We've had a growing invisible divide in software for two decades now:

A: People who jam in frameworks, copy examples online, and adopt "processes" and principles that bigger companies claim work for them, that only result in pulverizing responsibility, speed and understanding. They don't expect to understand their tools. They fudge them until they stop giving off visible problems and wrap that up in "grown up words" by making ineffectual unit tests, make a PR, tagging it "bugfix: ticket #877", sending it to review, debating some syntax, and spend the next two years debugging the system because of all the small things that go wrong because the thing they make don't behave according to a clear mental model.

B: People who don't think knowing a single programming language counts as competence, and prefer making things according to a model (instead of copying someone else's framework and contorting their own work to fit inside it)

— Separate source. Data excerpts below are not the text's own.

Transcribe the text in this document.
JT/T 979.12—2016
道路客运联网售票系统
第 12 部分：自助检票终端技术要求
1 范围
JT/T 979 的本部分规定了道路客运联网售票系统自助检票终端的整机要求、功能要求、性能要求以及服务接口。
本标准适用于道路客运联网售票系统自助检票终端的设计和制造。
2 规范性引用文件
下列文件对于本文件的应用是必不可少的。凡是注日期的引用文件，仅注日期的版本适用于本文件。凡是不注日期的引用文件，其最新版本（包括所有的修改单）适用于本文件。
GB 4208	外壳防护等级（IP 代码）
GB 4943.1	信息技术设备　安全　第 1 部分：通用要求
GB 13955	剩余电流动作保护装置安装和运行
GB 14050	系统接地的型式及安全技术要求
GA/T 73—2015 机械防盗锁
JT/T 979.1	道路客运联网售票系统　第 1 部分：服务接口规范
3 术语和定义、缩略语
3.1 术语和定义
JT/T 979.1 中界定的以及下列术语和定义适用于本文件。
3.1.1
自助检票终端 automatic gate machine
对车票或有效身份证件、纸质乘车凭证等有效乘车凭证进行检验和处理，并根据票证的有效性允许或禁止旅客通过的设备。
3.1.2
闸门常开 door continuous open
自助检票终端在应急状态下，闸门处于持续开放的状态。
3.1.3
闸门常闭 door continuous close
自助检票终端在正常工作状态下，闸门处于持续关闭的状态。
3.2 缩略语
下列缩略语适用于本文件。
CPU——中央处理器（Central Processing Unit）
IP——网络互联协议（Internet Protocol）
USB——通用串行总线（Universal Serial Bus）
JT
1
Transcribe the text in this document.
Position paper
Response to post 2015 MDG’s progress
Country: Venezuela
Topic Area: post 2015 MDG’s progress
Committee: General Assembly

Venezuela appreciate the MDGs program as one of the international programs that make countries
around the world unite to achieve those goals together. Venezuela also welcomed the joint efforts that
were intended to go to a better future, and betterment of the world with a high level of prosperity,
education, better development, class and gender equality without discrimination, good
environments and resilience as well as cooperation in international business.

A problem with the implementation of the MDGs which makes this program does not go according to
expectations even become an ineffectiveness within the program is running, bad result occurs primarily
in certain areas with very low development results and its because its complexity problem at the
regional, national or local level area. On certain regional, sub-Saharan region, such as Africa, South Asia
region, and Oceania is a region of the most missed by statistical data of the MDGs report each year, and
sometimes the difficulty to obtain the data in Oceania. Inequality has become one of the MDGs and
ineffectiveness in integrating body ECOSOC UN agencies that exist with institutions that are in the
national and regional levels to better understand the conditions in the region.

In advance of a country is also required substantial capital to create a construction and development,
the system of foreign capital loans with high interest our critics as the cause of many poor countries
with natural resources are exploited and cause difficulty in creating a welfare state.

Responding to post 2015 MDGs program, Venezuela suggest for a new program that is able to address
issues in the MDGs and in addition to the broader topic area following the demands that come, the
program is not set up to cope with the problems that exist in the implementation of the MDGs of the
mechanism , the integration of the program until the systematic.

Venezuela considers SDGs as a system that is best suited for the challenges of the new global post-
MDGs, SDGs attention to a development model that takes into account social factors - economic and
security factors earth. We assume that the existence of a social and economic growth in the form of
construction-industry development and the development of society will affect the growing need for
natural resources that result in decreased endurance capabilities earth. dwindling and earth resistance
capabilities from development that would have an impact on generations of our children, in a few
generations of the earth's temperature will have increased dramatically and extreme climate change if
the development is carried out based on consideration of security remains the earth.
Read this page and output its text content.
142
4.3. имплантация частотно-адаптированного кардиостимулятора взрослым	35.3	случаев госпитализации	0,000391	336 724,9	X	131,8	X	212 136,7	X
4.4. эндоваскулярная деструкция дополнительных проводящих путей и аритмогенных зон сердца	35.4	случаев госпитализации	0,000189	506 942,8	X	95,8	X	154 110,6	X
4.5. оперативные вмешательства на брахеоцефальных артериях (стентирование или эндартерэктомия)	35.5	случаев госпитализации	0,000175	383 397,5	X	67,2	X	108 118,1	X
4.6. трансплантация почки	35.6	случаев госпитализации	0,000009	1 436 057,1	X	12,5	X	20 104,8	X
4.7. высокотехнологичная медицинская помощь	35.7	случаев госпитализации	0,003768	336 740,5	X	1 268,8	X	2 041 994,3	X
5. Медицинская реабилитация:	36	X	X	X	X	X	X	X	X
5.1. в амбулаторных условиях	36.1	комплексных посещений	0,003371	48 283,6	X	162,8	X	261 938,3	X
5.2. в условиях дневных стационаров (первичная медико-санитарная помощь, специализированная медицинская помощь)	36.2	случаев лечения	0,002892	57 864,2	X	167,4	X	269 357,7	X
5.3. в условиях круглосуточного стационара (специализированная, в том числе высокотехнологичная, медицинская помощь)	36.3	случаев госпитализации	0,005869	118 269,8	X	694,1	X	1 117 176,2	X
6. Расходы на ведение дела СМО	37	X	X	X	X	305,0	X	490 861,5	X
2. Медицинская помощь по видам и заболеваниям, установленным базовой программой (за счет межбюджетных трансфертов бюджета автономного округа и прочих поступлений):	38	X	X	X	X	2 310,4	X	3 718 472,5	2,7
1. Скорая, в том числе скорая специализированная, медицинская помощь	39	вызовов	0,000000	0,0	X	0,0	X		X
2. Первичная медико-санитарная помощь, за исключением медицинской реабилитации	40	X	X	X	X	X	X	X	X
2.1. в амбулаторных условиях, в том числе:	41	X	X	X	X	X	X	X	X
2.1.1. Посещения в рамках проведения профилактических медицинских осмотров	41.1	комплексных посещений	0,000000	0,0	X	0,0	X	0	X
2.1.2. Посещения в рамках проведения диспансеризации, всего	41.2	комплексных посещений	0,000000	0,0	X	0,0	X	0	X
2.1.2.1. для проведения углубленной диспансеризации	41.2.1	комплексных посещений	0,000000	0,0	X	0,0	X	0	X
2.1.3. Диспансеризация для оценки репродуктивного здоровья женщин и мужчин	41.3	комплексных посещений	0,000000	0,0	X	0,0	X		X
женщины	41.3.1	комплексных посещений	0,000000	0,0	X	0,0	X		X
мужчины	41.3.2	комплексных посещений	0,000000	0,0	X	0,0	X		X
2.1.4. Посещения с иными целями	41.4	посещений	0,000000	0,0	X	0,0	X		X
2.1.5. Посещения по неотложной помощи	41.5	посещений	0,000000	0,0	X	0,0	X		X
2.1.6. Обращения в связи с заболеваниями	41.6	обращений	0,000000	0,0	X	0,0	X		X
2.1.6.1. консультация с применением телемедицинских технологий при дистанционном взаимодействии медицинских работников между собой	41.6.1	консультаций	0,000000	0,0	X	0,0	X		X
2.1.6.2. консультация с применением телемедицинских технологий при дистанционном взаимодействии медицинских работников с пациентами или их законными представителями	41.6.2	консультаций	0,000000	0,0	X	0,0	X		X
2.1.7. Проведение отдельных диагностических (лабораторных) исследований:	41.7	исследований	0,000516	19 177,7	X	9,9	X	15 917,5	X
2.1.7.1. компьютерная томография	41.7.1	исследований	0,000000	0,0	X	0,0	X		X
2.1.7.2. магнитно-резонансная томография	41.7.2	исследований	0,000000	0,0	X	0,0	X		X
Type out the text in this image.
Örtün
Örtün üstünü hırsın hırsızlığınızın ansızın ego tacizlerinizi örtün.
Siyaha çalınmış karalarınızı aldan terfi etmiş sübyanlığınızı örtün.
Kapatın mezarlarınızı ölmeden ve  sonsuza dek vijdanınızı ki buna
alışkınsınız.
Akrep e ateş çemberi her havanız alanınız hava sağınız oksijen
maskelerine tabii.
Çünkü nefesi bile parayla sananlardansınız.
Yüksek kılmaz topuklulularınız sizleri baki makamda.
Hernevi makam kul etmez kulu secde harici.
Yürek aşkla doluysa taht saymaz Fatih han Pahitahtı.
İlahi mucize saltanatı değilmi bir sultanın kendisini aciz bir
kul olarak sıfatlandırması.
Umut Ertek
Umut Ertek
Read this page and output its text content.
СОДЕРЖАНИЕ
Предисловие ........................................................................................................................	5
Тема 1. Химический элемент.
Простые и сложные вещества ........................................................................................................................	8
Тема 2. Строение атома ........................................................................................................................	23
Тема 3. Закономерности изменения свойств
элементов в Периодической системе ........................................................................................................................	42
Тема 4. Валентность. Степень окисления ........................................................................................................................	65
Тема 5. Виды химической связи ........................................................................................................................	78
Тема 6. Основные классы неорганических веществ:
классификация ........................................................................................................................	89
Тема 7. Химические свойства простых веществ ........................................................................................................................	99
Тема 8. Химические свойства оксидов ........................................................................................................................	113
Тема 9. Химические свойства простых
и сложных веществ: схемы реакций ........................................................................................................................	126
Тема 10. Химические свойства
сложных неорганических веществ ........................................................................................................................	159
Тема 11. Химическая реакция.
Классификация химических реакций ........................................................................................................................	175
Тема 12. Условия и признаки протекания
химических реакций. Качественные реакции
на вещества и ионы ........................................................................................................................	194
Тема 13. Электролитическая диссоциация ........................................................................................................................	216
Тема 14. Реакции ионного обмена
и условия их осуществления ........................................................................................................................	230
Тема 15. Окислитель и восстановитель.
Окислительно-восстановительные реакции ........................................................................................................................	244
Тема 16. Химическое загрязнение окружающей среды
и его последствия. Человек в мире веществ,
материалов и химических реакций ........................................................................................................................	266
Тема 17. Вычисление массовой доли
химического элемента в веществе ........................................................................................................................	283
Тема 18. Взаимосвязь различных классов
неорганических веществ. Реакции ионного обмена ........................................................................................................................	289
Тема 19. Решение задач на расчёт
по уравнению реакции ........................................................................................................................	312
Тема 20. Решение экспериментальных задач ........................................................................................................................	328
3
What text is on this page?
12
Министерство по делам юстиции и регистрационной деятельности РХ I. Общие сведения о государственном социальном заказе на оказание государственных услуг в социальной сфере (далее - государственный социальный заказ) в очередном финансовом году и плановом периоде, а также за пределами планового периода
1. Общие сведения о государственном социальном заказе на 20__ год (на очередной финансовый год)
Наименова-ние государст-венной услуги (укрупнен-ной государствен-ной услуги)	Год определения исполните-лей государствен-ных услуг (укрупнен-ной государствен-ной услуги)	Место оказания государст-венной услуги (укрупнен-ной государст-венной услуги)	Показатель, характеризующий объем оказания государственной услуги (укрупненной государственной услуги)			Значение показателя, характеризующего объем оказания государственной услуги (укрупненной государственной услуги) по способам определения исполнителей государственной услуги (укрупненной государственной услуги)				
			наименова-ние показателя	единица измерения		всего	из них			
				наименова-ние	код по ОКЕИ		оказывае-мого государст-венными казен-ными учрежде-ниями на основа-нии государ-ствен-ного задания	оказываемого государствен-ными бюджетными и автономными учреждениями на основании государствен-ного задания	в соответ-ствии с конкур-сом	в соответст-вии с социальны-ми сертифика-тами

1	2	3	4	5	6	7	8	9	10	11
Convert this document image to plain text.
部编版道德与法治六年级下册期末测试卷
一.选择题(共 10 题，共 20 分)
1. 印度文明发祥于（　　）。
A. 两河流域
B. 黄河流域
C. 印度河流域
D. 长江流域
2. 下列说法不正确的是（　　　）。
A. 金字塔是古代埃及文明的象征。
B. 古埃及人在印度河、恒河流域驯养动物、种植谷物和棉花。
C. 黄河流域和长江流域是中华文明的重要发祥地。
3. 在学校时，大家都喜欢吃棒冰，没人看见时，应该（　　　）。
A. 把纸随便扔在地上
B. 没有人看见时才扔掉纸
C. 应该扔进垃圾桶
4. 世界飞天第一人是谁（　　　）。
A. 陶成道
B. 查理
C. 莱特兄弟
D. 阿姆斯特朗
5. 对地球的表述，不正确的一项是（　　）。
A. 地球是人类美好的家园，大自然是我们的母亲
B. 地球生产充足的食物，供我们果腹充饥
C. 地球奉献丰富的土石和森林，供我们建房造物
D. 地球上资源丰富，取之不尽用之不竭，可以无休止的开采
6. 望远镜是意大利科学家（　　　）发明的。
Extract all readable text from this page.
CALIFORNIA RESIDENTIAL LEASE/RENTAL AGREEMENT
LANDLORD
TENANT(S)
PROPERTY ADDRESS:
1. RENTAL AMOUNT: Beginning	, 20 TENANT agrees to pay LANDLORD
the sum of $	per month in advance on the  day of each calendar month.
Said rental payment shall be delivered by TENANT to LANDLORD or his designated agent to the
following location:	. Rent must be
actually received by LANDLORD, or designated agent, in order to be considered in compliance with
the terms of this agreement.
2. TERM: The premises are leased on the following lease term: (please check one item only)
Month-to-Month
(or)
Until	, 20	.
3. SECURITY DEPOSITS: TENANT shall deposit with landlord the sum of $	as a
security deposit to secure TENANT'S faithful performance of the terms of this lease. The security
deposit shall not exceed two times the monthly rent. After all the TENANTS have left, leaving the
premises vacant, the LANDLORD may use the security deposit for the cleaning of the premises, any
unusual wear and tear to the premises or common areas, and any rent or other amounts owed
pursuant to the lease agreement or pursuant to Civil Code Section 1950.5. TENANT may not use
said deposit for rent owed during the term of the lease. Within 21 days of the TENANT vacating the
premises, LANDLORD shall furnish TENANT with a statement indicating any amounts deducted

Group A are the reason shit sucks today, and they believe LLMs can code, because they themselves can barely code and just copy impressive looking convoluted shit from others anyway.

[–] eager_eagle@lemmy.world 0 points 6 days ago* (last edited 6 days ago) (1 children)

so group B doesn't use frameworks but prefers making things according to a model? What's a model here? I'm not following

[–] Deestan@lemmy.world 0 points 6 days ago* (last edited 6 days ago)

Frameworks can be fine. Using them before understanding what you make is not. At that point you often see it is faster and better to just make the parts you needed yourself.

Model as in you have a clear opinion on what your system does, why, how, and what it doesn't do. A model evolves during development, which is where it becomes hard: You always need to make room for things you didn't predict, so you need to adapt and refine the system model so that the change makes sense.

Adding features until a full system explanation consists largely of "but", "and also" or "except", things like "and you should ask Bea about how that part works" or the worst of all "this part can be anything", is the opposite of working from a model.